Sorry to leave you all hanging last week. I was apparently having too much fun in Carnival!-land. Perhaps it was the beefcake gallery.
Anyhoo, what shall we talk about? Suggestions:
1. [Mr. Excitement's thoughts + Playgoer's thoughts] on [the New York Sun's thoughts on a forthcoming Theatre Development Fund study + Andre Bishop's plans for a 99-seat incubator house at Lincoln Center]. (Blogging: Now so thoroughly incestuous that it requires expression in quasi-mathematical formulae.) Where do Arena Stage's plans for a 200-seat "Cradle" fit in that equation?

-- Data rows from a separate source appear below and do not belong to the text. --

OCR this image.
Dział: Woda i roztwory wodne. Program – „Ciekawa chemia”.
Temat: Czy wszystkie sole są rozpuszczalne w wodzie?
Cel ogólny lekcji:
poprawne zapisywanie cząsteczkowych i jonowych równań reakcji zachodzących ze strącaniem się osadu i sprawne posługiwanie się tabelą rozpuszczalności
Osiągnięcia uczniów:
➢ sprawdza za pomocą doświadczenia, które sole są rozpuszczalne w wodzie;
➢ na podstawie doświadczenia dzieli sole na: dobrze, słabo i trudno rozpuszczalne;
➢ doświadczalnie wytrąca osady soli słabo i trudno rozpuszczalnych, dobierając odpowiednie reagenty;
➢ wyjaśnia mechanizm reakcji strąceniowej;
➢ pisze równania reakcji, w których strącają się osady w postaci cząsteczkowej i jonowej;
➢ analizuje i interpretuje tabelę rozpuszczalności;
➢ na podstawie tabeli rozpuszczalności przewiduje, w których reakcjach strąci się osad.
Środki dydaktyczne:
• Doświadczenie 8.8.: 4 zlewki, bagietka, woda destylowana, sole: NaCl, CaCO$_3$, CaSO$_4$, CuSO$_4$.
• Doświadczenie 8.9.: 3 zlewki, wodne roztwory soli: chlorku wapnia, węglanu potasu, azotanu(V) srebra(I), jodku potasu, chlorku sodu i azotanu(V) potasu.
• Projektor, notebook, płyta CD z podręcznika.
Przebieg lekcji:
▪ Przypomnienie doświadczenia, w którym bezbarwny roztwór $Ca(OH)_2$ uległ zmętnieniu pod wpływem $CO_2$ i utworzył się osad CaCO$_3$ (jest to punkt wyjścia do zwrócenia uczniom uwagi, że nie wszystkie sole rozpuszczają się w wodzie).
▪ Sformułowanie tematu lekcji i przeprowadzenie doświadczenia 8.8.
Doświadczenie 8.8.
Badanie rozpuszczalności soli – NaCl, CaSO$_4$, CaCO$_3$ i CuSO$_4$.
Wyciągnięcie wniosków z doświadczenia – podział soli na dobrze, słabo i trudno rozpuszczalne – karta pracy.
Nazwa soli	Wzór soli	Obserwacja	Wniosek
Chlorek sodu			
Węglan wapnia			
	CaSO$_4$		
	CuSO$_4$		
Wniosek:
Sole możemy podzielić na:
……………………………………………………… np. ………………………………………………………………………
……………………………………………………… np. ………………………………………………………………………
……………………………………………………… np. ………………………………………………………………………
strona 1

2. Charles Isherwood has Broadway tunnel-vision/is brutally realist about the measures of success: Discuss. (From page 2: "While he has yet to break through with a major play in New York, [Craig] Wright ... has established himself as a productive writer .... ")
3. Edward Albee is a cranky old fart/a hero to dramatists everywhere: Discuss.

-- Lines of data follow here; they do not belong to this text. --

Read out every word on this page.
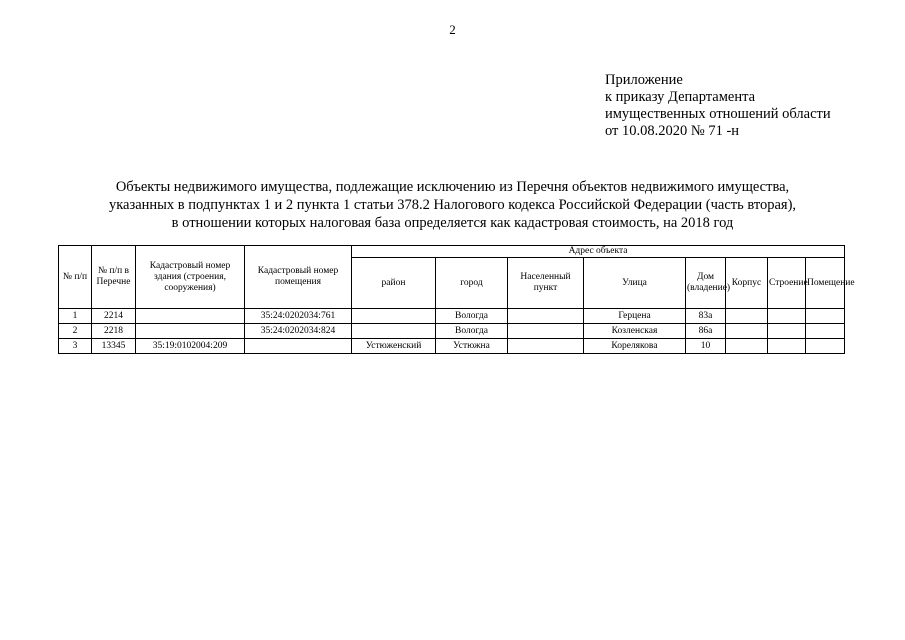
2
Приложение
к приказу Департамента
имущественных отношений области
от 10.08.2020 № 71 -н
Объекты недвижимого имущества, подлежащие исключению из Перечня объектов недвижимого имущества,
указанных в подпунктах 1 и 2 пункта 1 статьи 378.2 Налогового кодекса Российской Федерации (часть вторая),
в отношении которых налоговая база определяется как кадастровая стоимость, на 2018 год
№ п/п	№ п/п в Перечне	Кадастровый номер здания (строения, сооружения)	Кадастровый номер помещения	Адрес объекта							
				район	город	Населенный пункт	Улица	Дом (владение)	Корпус	Строение	Помещение
1	2214		35:24:0202034:761		Вологда		Герцена	83а			
2	2218		35:24:0202034:824		Вологда		Козленская	86а			
3	13345	35:19:0102004:209		Устюженский	Устюжна		Кореляковa	10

And as always, feel free to introduce your own topics and vent about the shows you're in. Have they fixed those troublesome between-scene blackouts your SM was calling too quickly? Has your leading man finally got his lines down, now that your show's been open two weeks?

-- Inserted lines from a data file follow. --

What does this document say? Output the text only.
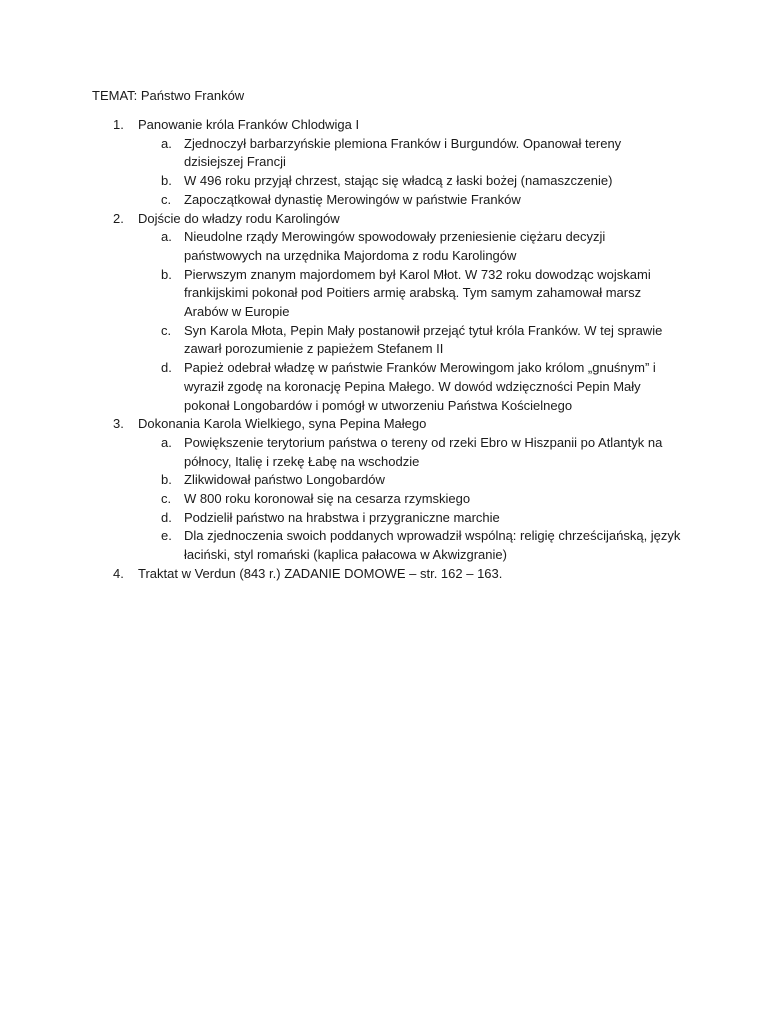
TEMAT: Państwo Franków
1. Panowanie króla Franków Chlodwiga I
a. Zjednoczył barbarzyńskie plemiona Franków i Burgundów. Opanował tereny
dzisiejszej Francji
b. W 496 roku przyjął chrzest, stając się władcą z łaski bożej (namaszczenie)
c. Zapoczątkował dynastię Merowingów w państwie Franków
2. Dojście do władzy rodu Karolingów
a. Nieudolne rządy Merowingów spowodowały przeniesienie ciężaru decyzji
państwowych na urzędnika Majordoma z rodu Karolingów
b. Pierwszym znanym majordomem był Karol Młot. W 732 roku dowodząc wojskami
frankijskimi pokonał pod Poitiers armię arabską. Tym samym zahamował marsz
Arabów w Europie
c. Syn Karola Młota, Pepin Mały postanowił przejąć tytuł króla Franków. W tej sprawie
zawarł porozumienie z papieżem Stefanem II
d. Papież odebrał władzę w państwie Franków Merowingom jako królom „gnuśnym” i
wyraził zgodę na koronację Pepina Małego. W dowód wdzięczności Pepin Mały
pokonał Longobardów i pomógł w utworzeniu Państwa Kościelnego
3. Dokonania Karola Wielkiego, syna Pepina Małego
a. Powiększenie terytorium państwa o tereny od rzeki Ebro w Hiszpanii po Atlantyk na
północy, Italię i rzekę Łabę na wschodzie
b. Zlikwidował państwo Longobardów
c. W 800 roku koronował się na cesarza rzymskiego
d. Podzielił państwo na hrabstwa i przygraniczne marchie
e. Dla zjednoczenia swoich poddanych wprowadził wspólną: religię chrześcijańską, język
łaciński, styl romański (kaplica pałacowa w Akwizgranie)
4. Traktat w Verdun (843 r.) ZADANIE DOMOWE – str. 162 – 163.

What else is on your mind?
Is yelling "vagina" in a crowded theatre the same as yelling "fire"?
Some high schoolers in NY are suspended for daring to use the word in a monologue from... wait for it... "The Vagina Monologues." In one interview, the principal said that freedom of expression is not unfettered. I must have missed the part of the First Amendment that mentions "unless it makes everyone else squeamish or the principal giggle uncomfortably."
More in this NY Times article.
Posted by: KateD | Friday, 09 March 2007 at 12:57
Yes, Arena Stage is in the process of creating a new 200-seat theater called The Cradle, dedicated solely to world premieres of new plays by American voices. Many of those voices will come from the members of our Writers Council: Nilo Cruz, David Henry Hwang, Moisés Kaufman, Eric Overmyer, Charles Randolph-Wright, Sarah Ruhl, Robert Schenkkan, Tazewell Thompson and Paula Vogel. This is in keeping with Molly Smith's desire to discover, champion and produce works by American voices. Beyond the members of the Writers Council, we are constantly scouting and making new connections with other writers as well.
An example of the kind of work we'll be doing in the future is Moisés Kaufman's 33 VARIATIONS. I am currently working with Moisés at the University of Illinois at Urbana-Champaign, where I am dramaturging a workshop of the play. 33 VARIATIONS will be opening our 2007-2008 season at Arena. We look forward to the creation of other works of that high order of theatrical experience in The Cradle space once it is built.